Apple aims to transform medicine with this month’s UK release of the MyHeart Counts app. Developed with the company’s ResearchKit tool, the free app harnesses the power of big data and smartphone sensors to gather information on fitness and cardiovascular health that would be impossible to collect through traditional research methods.
MyHeart Counts not only tracks user health profiles, but also encrypts and aggregates the data, thus contributing to clinical studies without infringing on the user’s individual privacy. Other ResearchKit apps that have launched in the United States include mPower, to study Parkinson’s Disease, and GlucoSuccess, a diabetes study created by Massachusetts General Hospital.
With over 1bn iOS devices sold, Apple offers access to an unprecedented pool of potential study volunteers. The eradication of disease and aging—defined as the Silicon Valley’s Next Frontier in our latest Future 100 report—is the focus of an ever-increasing number of technology ventures, from Google’s Calico to the Ellison Medical Foundation, created by Oracle founder Larry Ellison.

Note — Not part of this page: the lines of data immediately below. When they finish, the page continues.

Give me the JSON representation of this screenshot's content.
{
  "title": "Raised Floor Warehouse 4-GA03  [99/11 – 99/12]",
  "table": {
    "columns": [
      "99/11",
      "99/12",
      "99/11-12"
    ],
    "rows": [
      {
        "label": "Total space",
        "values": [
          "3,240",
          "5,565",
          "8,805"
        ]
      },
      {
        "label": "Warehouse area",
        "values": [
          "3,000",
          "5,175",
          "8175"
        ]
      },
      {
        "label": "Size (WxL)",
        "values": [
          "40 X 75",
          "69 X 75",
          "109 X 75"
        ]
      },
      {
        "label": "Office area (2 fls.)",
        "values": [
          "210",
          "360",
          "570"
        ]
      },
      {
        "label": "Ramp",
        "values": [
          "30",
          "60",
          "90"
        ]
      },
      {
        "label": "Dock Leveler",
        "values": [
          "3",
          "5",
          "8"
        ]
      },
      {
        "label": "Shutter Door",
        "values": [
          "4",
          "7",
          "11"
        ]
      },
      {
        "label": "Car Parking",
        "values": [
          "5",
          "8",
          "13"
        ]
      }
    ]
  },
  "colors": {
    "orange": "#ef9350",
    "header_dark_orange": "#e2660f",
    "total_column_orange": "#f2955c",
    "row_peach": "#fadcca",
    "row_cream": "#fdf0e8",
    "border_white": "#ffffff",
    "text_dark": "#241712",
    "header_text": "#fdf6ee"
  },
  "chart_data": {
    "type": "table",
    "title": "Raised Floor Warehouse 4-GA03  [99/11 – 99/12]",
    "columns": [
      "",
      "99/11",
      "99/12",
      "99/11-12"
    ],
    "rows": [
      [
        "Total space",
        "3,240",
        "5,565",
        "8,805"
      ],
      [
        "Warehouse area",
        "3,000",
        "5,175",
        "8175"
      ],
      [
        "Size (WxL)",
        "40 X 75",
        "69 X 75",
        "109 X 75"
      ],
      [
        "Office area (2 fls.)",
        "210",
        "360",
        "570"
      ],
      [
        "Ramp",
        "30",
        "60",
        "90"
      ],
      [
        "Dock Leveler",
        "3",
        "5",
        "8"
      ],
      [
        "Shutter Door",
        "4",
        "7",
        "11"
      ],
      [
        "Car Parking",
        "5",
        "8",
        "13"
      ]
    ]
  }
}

J. Walter Thompson Intelligence has followed the increase of wearable health trackers since the Smart Clothing and Intelligent Objects trends in our 100 Things to Watch 2012 and 2013, respectively. Unlike many previous innovations in this area, ResearchKit is not only adding value to individual users, but also accelerating medical progress.
As people consider whether to surrender their personal data, these initiatives are not only offering personal incentives, but also the sense of contributing to a larger project. Brands that can find a way to tie personal rewards to the greater good will increasingly find favor with their customers.